Sherlock Holmes, dalam The Adventure of the Blanched Soldier, mengatakan “When you have eliminated all which is impossible, then whatever remains, however improbable, must be the truth.” (ketika engkau telah menghilangkan segala hal yang mustahil, maka apa pun yang tersisa, betapa pun sulit dipercaya, adalah kebenaran).

Setelah semua kemungkinan lainnya mustahil maka kita harus percaya, mau atau tidak, bahwa Allah lah yang membuat al Qur’an. Dan Dia lah tuhan yang esa, Pencipta alam semesta ini.

“Dan Sesungguhnya Al Quran Ini benar-benar diturunkan oleh Tuhan semesta Alam, Dia dibawa turun oleh Ar-Ruh Al-Amin (Jibril), Ke dalam hatimu (Muhammad) agar kamu menjadi salah seorang di antara orang-orang yang memberi peringatan, Dengan bahasa Arab yang jelas.” [TQS. as Syu’ara: 192-197]

والله أعلم

Bagaimana Mengetahui al Qur’an Berasal dari Sang Pecipta?

Ini adalah pertanyaan penting kedua setelah pertanyaan apakah al Qur’an otentik. Pertanyaan apakah al Qur’an otentik baru menjawab apakah al Qur’an yang kita pegang sekarang sama dengan al Qur’an pada jaman nabi Muhammad.
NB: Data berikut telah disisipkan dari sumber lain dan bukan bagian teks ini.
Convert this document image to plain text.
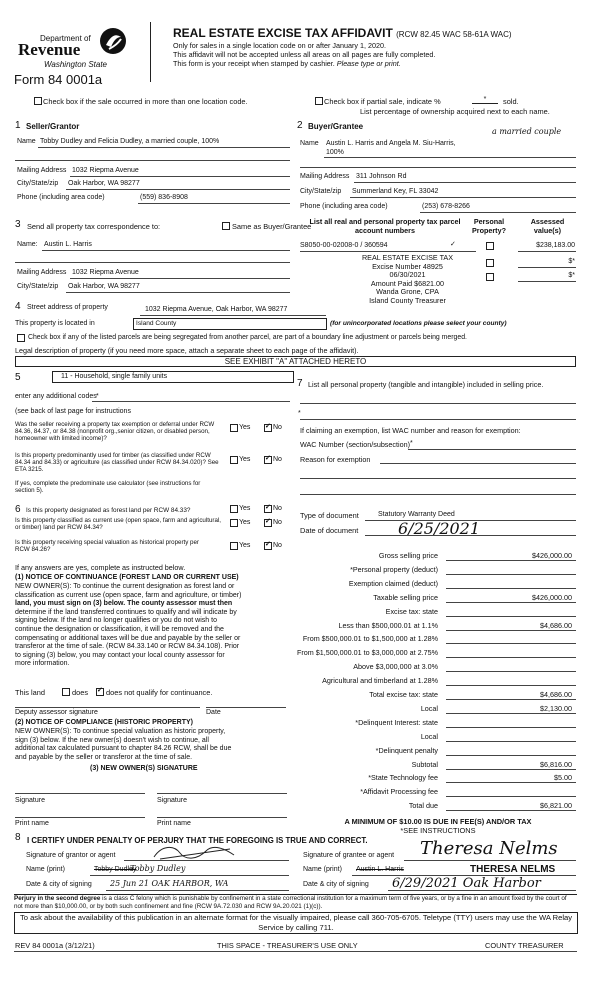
Department of
Revenue
Washington State
Form 84 0001a
REAL ESTATE EXCISE TAX AFFIDAVIT (RCW 82.45 WAC 58-61A WAC)
Only for sales in a single location code on or after January 1, 2020.
This affidavit will not be accepted unless all areas on all pages are fully completed.
This form is your receipt when stamped by cashier. Please type or print.
Check box if the sale occurred in more than one location code.	Check box if partial sale, indicate %	*	sold.
List percentage of ownership acquired next to each name.
1 Seller/Grantor
Name Tobby Dudley and Felicia Dudley, a married couple, 100%
Mailing Address 1032 Riepma Avenue
City/State/zip Oak Harbor, WA 98277
Phone (including area code)	(559) 836-8908
2 Buyer/Grantee
a married couple
Name Austin L. Harris and Angela M. Siu-Harris,
100%
Mailing Address 311 Johnson Rd
City/State/zip Summerland Key, FL 33042
Phone (including area code)	(253) 678-8266
3 Send all property tax correspondence to:	Same as Buyer/Grantee
Name: Austin L. Harris
Mailing Address 1032 Riepma Avenue
City/State/zip Oak Harbor, WA 98277
List all real and personal property tax parcel account numbers
Personal Property?
Assessed value(s)
S8050-00-02008-0 / 360594	✓	$238,183.00
REAL ESTATE EXCISE TAX
Excise Number 48925
06/30/2021
Amount Paid $6821.00
Wanda Grone, CPA
Island County Treasurer
$*
$*
4 Street address of property	1032 Riepma Avenue, Oak Harbor, WA 98277
This property is located in	Island County	(for unincorporated locations please select your county)
Check box if any of the listed parcels are being segregated from another parcel, are part of a boundary line adjustment or parcels being merged.
Legal description of property (if you need more space, attach a separate sheet to each page of the affidavit).
SEE EXHIBIT "A" ATTACHED HERETO
5	11 - Household, single family units
enter any additional codes *
(see back of last page for instructions
Was the seller receiving a property tax exemption or deferral under RCW 84.36, 84.37, or 84.38 (nonprofit org.,senior citizen, or disabled person, homeowner with limited income)?
Yes ✓	No
Is this property predominantly used for timber (as classified under RCW 84.34 and 84.33) or agriculture (as classified under RCW 84.34.020)? See ETA 3215.
Yes ✓	No
If yes, complete the predominate use calculator (see instructions for section 5).
7 List all personal property (tangible and intangible) included in selling price.
*
If claiming an exemption, list WAC number and reason for exemption:
WAC Number (section/subsection) *
Reason for exemption
6 Is this property designated as forest land per RCW 84.33?	Yes ✓	No
Is this property classified as current use (open space, farm and agricultural, or timber) land per RCW 84.34?
Yes ✓	No
Is this property receiving special valuation as historical property per RCW 84.26?
Yes ✓	No
If any answers are yes, complete as instructed below.
(1) NOTICE OF CONTINUANCE (FOREST LAND OR CURRENT USE)
NEW OWNER(S): To continue the current designation as forest land or
classification as current use (open space, farm and agriculture, or timber)
land, you must sign on (3) below. The county assessor must then
determine if the land transferred continues to qualify and will indicate by
signing below. If the land no longer qualifies or you do not wish to
continue the designation or classification, it will be removed and the
compensating or additional taxes will be due and payable by the seller or
transferor at the time of sale. (RCW 84.33.140 or RCW 84.34.108). Prior
to signing (3) below, you may contact your local county assessor for
more information.
This land	does ✓ does not qualify for continuance.
Deputy assessor signature	Date
(2) NOTICE OF COMPLIANCE (HISTORIC PROPERTY)
NEW OWNER(S): To continue special valuation as historic property,
sign (3) below. If the new owner(s) doesn't wish to continue, all
additional tax calculated pursuant to chapter 84.26 RCW, shall be due
and payable by the seller or transferor at the time of sale.
(3) NEW OWNER(S) SIGNATURE
Signature	Signature
Print name	Print name
Type of document	Statutory Warranty Deed
Date of document 6/25/2021
Gross selling price	$426,000.00
*Personal property (deduct)
Exemption claimed (deduct)
Taxable selling price	$426,000.00
Excise tax: state
Less than $500,000.01 at 1.1%	$4,686.00
From $500,000.01 to $1,500,000 at 1.28%
From $1,500,000.01 to $3,000,000 at 2.75%
Above $3,000,000 at 3.0%
Agricultural and timberland at 1.28%
Total excise tax: state	$4,686.00
Local	$2,130.00
*Delinquent Interest: state
Local
*Delinquent penalty
Subtotal	$6,816.00
*State Technology fee	$5.00
*Affidavit Processing fee
Total due	$6,821.00
A MINIMUM OF $10.00 IS DUE IN FEE(S) AND/OR TAX
*SEE INSTRUCTIONS
8 I CERTIFY UNDER PENALTY OF PERJURY THAT THE FOREGOING IS TRUE AND CORRECT.
Signature of grantor or agent
Name (print)	Tobby Dudley
Tobby Dudley
Date & city of signing 25 Jun 21 OAK HARBOR, WA
Signature of grantee or agent Theresa Nelms
Name (print) Austin L. Harris	THERESA NELMS
Date & city of signing 6/29/2021 Oak Harbor
Perjury in the second degree is a class C felony which is punishable by confinement in a state correctional institution for a maximum term of five years, or by a fine in an amount fixed by the court of not more than $10,000.00, or by both such confinement and fine (RCW 9A.72.030 and RCW 9A.20.021 (1)(c)).
To ask about the availability of this publication in an alternate format for the visually impaired, please call 360-705-6705. Teletype (TTY) users may use the WA Relay Service by calling 711.
REV 84 0001a (3/12/21)	THIS SPACE - TREASURER'S USE ONLY	COUNTY TREASURER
Kita tetap membutuhkan bukti al Qur’an berasal dari sang pencipta alam.

Ada dua cara membuktikan al Qur’an berasal dari sang pencipta. Pertama, melalui kemukjizatan al Qur’an. Kemukjizatan al Qur’an akan menunjukkan bahwa pembuatnya menguasai alam semesta sehingga tidak mungkin ada manusia yang membuatnya (insyaAllah dibahas pada artikel berikutnya). Kedua, melalui pembuktian rasional deduktif.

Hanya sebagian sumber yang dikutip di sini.